The Taming of the Shrew is a literary exploration of marital issues presented explicitly and implicitly by Shakespeare's characters. The characters demonstrate and allow insight into the preferred behaviour of men and women in marriage, their appropriate roles and duties, and each person's expectations in a partnership. These messages of accepted and traditional understandings are explicitly expressed and easily understood through the characters" statements and speeches. The implied meanings in dialogue, character development and outcomes allow insight into the underlying messages regarding the roles of men and women, and the necessity of a strong partnership. .
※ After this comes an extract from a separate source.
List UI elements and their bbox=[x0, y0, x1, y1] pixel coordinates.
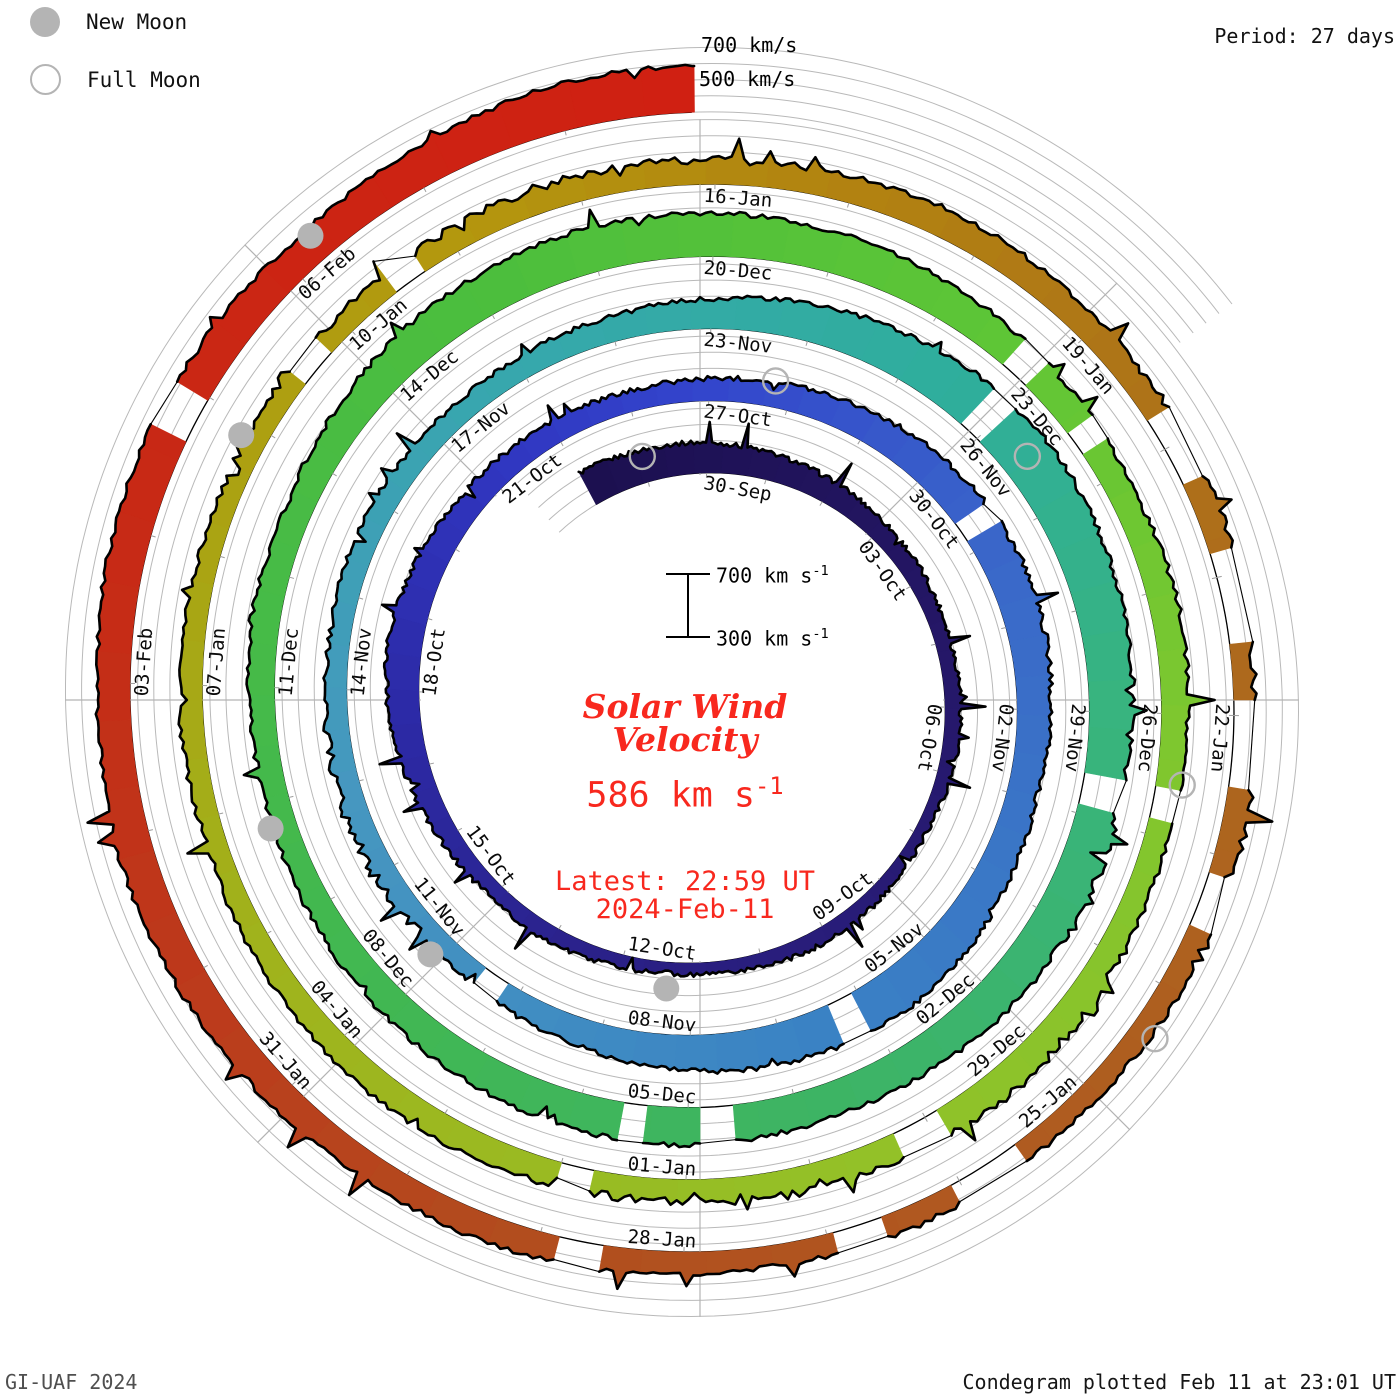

A woman's desirability in marriage relies on her manner, as clearly expressed in The Taming of the Shrew. A mild, modest woman is considered a worthy wife, while one who is tempestuous and outspoken is generally disregarded in her marriage potential. It is Bianca's meek and peaceable appearance that forms her appeal to Lucentio and her other suitors. "But in the other's silence do I see, maid's mild behaviour and sobriety", Act 1, scene 1, 70-71. In contrast, it is Katherine's unrestrained nature responsible for her lack of marriageable suitors. The men express their distaste and still maintain their opinion, with the exception of Petruchio, even with the knowledge of her father's wealth. "No mates for you unless you were of gentler, milder mould." Act 1, scene 1, 59-60. Shakespeare unequivocally communicates messages stating the preferred natures of women in an imminent marriage situation, with men clearly desiring wives of acquiescent ways, like Bianca, while avoiding those of bolder natures, like Katherina. .
A man's job in a marriage is explicitly stated in the play. He has control over his wife, and considers himself her governing figure. For example, when Kate and the widow are arguing, Petruchio is prepared to place money on Kate "putting her down".